Pour sa part, M. Riendeau estime que le CIUSSS de l’Est est en mesure d’offrir tous les soins et services prévus. « On planifie plus de personnel qu’on en a besoin chaque jour pour être capable de donner les services même avec les absences, juge-t-il. Il peut y avoir des journées où on est plus en difficulté, mais avec nos structures, l’organisation n’est pas compromise. »

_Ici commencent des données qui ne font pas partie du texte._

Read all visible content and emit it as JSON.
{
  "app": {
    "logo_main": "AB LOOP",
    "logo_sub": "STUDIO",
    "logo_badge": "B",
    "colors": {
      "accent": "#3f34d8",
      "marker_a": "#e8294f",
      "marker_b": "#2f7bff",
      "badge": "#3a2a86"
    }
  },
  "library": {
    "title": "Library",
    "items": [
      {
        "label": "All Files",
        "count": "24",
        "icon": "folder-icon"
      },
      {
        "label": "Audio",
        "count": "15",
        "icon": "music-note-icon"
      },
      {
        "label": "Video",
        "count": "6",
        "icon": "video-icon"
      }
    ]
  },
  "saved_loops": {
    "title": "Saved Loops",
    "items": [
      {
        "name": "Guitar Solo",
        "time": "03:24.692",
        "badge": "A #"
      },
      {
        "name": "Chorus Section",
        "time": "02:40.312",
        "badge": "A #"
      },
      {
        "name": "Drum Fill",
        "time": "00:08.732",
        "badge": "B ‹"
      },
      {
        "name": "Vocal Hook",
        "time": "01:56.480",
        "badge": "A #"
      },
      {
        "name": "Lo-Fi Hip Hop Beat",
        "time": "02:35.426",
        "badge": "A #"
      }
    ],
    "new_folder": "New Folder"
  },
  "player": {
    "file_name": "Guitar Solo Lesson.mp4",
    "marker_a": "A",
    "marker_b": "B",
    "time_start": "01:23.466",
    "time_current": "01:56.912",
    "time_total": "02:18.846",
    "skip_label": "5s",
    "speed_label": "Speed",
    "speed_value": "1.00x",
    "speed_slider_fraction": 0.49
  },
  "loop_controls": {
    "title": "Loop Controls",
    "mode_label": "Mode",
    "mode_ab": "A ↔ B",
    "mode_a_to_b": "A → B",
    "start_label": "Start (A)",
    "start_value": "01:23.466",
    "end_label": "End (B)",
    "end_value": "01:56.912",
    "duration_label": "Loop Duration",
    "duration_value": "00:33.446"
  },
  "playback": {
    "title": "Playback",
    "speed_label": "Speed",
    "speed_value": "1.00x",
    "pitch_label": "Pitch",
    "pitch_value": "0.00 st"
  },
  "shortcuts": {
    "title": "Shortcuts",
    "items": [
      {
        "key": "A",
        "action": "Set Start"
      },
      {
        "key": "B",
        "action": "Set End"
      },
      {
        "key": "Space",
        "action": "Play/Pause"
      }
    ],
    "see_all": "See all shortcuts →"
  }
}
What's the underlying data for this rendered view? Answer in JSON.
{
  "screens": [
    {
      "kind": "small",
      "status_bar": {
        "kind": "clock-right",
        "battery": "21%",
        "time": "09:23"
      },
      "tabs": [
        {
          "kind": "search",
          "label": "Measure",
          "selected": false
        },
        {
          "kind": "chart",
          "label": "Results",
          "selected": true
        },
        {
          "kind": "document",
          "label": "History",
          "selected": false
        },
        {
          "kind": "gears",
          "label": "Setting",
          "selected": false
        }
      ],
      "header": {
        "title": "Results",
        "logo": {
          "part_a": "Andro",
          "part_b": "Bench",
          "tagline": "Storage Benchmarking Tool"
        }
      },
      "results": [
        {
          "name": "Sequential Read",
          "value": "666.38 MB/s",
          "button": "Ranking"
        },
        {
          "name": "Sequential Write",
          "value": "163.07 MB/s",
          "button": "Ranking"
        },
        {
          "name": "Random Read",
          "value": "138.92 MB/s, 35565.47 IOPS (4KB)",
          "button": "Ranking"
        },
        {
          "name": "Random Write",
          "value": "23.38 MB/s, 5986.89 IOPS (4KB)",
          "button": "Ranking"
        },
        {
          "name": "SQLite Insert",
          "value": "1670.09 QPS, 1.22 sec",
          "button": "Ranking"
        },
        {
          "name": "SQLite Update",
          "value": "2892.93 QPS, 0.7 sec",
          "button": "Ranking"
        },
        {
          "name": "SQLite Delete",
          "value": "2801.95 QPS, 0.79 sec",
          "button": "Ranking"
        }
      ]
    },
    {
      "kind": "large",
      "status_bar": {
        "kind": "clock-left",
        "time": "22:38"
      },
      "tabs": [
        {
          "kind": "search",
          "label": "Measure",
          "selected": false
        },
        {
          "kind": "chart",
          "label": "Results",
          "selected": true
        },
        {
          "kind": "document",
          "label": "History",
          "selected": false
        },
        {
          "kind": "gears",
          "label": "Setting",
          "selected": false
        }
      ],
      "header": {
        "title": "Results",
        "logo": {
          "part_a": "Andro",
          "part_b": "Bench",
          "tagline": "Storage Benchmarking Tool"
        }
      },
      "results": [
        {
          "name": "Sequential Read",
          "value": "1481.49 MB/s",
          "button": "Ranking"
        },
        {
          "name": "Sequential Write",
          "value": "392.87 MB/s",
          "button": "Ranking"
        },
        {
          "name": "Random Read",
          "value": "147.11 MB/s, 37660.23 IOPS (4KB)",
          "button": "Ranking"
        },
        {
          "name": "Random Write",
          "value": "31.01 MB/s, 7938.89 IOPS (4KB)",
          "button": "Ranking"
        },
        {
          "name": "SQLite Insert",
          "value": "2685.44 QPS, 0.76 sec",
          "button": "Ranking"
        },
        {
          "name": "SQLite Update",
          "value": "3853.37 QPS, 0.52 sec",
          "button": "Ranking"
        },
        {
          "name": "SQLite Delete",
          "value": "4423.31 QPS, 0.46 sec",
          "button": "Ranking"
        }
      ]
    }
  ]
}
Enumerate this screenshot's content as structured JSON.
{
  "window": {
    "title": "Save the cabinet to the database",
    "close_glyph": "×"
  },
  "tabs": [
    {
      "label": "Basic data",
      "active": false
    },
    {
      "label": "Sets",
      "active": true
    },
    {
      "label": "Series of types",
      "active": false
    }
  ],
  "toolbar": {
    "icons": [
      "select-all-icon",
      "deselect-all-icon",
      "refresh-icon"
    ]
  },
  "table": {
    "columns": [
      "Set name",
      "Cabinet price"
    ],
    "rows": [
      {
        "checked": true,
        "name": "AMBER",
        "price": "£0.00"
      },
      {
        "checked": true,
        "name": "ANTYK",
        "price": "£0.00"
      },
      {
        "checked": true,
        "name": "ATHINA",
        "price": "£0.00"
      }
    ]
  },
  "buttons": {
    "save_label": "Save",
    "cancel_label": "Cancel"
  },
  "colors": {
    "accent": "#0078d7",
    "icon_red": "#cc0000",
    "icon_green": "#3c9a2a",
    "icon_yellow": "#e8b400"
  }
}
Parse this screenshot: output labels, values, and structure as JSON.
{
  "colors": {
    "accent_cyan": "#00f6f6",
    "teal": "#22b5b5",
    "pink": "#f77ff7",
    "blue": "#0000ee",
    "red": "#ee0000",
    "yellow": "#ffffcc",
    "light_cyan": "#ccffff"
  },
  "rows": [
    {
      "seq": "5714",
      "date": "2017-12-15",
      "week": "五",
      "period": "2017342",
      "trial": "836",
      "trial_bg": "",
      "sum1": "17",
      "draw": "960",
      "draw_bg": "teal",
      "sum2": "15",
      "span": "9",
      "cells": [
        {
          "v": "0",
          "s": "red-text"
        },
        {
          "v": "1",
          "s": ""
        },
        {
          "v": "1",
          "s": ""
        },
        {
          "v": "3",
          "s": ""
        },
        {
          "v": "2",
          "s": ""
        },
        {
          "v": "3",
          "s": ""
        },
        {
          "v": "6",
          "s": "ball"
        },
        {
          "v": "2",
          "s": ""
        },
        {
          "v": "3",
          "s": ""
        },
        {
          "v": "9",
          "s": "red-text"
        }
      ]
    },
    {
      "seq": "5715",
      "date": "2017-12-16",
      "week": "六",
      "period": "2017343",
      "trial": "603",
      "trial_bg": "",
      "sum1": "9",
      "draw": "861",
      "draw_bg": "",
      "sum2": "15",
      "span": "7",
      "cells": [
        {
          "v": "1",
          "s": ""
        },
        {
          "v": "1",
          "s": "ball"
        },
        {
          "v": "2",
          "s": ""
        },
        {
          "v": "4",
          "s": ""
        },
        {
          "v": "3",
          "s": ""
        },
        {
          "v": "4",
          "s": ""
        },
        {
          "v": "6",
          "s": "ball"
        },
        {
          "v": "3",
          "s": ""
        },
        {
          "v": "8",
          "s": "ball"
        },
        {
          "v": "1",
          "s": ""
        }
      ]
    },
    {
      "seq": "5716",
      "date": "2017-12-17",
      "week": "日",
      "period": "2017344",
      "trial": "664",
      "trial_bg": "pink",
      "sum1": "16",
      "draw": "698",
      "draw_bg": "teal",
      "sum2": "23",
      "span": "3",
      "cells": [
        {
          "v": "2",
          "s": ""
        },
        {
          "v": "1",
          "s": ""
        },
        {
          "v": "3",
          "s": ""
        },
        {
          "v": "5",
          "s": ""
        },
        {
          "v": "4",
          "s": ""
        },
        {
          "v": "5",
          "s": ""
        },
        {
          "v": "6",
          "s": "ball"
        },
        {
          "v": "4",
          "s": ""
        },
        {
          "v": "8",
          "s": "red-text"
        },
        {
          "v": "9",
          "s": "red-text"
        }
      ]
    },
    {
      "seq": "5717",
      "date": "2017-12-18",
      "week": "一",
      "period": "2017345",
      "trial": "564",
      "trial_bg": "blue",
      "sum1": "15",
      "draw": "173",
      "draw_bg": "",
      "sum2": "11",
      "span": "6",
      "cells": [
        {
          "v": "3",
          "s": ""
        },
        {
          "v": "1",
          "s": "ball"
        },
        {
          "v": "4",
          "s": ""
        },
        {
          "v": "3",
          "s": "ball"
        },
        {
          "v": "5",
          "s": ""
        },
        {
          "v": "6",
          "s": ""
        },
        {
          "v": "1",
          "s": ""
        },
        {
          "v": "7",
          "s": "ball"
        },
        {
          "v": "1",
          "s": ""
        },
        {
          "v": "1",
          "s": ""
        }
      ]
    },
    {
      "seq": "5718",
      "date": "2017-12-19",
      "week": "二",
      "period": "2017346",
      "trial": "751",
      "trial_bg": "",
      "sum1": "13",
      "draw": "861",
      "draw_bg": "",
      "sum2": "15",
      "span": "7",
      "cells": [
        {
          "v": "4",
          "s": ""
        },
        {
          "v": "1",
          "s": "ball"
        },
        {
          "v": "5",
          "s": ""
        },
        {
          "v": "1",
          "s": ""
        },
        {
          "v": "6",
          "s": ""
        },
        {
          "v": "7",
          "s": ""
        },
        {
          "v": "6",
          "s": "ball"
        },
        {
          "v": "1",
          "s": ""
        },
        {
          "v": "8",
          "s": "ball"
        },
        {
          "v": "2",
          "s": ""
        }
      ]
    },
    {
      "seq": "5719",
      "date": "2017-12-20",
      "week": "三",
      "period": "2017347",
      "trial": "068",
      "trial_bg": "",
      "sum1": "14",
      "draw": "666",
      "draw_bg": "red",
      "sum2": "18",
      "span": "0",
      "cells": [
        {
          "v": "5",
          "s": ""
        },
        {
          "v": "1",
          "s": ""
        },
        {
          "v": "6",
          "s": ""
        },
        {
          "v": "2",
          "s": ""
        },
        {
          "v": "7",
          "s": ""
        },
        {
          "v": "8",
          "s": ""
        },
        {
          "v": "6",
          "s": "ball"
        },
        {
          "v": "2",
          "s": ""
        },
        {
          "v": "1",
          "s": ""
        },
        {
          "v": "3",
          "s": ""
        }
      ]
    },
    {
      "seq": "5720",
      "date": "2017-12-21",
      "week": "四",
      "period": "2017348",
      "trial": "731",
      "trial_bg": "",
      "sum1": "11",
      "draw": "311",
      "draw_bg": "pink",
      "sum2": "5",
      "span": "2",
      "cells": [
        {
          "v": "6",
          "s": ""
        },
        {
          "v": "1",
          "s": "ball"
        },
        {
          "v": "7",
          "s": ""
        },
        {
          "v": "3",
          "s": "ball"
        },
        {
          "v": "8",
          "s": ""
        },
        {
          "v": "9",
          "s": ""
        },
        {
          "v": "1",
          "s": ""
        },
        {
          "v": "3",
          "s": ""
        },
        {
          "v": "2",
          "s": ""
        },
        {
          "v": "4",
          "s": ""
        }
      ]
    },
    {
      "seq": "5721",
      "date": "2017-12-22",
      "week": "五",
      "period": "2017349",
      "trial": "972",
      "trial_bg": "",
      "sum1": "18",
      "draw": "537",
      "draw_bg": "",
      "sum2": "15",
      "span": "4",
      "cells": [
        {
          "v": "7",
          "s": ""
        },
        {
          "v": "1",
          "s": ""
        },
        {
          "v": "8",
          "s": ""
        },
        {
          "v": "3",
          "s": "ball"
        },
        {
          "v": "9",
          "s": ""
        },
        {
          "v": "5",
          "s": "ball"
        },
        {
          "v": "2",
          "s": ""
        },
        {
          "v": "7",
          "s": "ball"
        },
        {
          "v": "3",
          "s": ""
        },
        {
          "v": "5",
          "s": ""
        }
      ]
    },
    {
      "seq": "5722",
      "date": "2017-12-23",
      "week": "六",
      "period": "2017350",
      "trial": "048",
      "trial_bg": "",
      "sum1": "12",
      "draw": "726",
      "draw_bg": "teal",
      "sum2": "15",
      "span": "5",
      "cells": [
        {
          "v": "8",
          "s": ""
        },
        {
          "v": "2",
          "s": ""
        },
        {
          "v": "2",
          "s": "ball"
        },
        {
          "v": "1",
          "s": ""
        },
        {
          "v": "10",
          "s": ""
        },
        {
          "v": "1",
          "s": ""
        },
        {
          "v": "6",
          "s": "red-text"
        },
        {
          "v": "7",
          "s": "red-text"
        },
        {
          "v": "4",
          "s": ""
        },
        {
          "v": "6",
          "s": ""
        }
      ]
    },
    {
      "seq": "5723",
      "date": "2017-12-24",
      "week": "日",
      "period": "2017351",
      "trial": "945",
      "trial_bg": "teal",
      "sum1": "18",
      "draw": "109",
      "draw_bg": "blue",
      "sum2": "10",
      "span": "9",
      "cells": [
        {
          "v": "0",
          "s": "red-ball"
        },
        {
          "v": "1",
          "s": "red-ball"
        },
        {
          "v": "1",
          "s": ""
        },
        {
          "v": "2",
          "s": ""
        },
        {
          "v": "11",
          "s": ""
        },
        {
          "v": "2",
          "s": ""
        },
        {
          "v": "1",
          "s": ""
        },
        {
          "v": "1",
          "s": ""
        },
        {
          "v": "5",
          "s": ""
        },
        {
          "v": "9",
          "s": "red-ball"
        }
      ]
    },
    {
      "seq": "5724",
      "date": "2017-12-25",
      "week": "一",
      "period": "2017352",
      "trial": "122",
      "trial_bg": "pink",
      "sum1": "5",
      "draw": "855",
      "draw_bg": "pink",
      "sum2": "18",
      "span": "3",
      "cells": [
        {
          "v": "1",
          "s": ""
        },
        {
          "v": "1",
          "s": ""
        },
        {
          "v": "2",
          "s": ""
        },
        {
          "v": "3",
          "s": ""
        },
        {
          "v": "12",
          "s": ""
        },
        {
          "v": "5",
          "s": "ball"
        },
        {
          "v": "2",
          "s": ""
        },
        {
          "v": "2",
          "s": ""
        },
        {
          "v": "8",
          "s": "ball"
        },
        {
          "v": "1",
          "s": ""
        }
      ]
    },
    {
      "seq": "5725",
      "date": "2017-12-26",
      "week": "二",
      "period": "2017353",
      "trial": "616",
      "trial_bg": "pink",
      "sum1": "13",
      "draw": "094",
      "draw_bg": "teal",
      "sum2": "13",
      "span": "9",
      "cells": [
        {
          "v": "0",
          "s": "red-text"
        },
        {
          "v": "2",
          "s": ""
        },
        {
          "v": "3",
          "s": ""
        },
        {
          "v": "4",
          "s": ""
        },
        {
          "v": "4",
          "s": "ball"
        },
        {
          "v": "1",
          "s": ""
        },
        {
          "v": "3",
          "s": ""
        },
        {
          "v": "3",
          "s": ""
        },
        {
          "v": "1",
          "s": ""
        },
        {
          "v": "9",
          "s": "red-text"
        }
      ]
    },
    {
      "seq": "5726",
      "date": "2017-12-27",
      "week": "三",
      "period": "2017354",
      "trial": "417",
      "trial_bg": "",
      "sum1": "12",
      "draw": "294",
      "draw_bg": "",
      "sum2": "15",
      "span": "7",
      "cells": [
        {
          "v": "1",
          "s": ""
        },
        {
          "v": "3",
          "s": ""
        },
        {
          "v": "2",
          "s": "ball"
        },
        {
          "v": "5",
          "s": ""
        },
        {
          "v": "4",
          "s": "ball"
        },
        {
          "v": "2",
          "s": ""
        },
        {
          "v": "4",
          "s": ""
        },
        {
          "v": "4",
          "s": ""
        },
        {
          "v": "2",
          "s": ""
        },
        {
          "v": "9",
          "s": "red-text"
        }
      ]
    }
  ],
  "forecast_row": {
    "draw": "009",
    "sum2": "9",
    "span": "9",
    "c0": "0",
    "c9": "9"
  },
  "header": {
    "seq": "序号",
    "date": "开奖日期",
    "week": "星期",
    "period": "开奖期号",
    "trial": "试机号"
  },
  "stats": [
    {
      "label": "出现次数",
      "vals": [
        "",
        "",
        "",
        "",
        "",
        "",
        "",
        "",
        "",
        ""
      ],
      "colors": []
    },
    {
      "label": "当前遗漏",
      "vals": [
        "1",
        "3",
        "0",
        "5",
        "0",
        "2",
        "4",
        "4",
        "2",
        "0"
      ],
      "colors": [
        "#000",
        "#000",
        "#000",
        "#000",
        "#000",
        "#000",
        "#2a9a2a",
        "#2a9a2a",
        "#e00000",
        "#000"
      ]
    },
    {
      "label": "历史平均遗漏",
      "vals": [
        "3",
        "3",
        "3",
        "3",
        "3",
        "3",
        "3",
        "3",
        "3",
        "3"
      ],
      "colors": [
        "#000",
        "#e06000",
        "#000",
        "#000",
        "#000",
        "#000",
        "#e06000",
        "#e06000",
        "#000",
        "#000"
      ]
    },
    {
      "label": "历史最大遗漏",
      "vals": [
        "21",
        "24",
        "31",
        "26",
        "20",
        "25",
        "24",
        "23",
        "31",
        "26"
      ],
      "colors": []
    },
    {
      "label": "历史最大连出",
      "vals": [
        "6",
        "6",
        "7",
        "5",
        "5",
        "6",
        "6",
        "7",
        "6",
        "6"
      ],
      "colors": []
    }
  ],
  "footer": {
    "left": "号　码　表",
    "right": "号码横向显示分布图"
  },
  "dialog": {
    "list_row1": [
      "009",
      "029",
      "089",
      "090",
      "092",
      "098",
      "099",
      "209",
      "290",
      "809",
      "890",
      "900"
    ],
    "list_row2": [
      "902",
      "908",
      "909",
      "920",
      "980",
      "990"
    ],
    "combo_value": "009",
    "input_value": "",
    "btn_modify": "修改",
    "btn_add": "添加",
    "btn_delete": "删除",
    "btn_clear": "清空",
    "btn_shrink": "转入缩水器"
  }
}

Pour Lemelin, autant les conditions de travail que salarial serait à améliorer afin d’enrayer la pénurie. Il souligne également que le rôle de préposé devrait davantage être reconnu, d’autant que ceux-ci sont maintenant appelés à effectuer des gestes médicaux de bases, tels que prendre la température ou le pouls d’un patient.

« Présentement, on est dans la même catégorie de personnel que les gens d’entretien ménager, que ceux qui entretiennent les bâtiments ou qui travaillent en cuisine, se désole-t-il. Je crois qu’une reconnaissance officielle de la profession changerait la façon dont on la perçoit, et que davantage de personnes pourraient s’y intéresser », remarque-t-il.